Speak with potential members about the best time and day to run the group. Keep in mind the people you hope will access the group – after work or weekend times may be great for those in work or education, late morning may be best for parents with children in school.
In your group, try and think of creative ways of promoting the group – try to avoid simply creating a flyer and distributing it to local mental health centres. If you use flyers, try and distribute them as widely as you can. Don’t forget local libraries, community groups, adult education colleges, places of worship and GP surgeries. Whilst flyers are great, the personal touch can be really powerful. Promoting the group personally, through making links with local agencies is ideal. Try to identify key people who can promote the group on your behalf. Hearing Voices Groups really are an exciting initiative – and they really make a difference to people’s lives. Use your passion, and the stories of people who have benefited from these groups, to help spread some of this enthusiasm in your community.
Other ideas include: creating a you tube video, making the most of social media (facebook pages, twitter and tumblr), putting an advert in your local paper (or creating a press release for a newsworthy story to raise awareness), getting a stall at local health promotion/mental health trust events, contacting the local radio, setting up a website, sending your details to be listed on the Hearing Voices Network website.

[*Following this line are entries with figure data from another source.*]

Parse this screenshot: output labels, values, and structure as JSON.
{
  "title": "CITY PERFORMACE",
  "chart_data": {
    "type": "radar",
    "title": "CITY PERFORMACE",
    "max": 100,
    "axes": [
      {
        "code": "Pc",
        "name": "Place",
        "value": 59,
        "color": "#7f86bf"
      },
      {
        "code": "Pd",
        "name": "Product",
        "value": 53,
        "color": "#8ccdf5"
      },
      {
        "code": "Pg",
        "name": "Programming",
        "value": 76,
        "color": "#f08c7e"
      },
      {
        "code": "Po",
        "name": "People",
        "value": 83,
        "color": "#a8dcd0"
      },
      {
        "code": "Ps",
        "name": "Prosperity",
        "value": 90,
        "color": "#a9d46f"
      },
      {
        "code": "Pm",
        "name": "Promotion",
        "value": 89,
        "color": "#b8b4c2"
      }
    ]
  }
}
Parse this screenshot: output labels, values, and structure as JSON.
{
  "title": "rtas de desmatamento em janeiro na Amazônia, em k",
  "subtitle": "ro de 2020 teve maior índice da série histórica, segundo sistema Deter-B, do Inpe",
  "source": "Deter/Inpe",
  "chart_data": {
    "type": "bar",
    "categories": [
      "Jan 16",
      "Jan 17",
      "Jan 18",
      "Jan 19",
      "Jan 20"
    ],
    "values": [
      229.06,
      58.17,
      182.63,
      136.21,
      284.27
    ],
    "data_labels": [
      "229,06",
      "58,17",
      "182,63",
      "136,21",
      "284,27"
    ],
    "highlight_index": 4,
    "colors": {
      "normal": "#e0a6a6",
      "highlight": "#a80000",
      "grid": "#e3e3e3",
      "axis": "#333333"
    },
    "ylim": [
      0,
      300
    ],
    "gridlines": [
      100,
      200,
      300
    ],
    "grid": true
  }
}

Some groups start with a bang (a big launch event, with guest speakers and workshops). Other start with a whisper (gathering one or two members together for the first group – and growing from there). With your working group members think of the different ways you could launch the group, and decide on the best way forward.
There are lots of things you can, and probably should, think about before launching a Hearing Voices Group. Whilst planning the group, try and keep hold of the idea that Hearing Voices Groups are NOT rocket science. They are simply places where people can meet with other people, without fear of judgement or stigma. Don’t overcomplicate it. Get the basics sorted and ask for advice/support from local groups or the National Hearing Voices Network if you need to.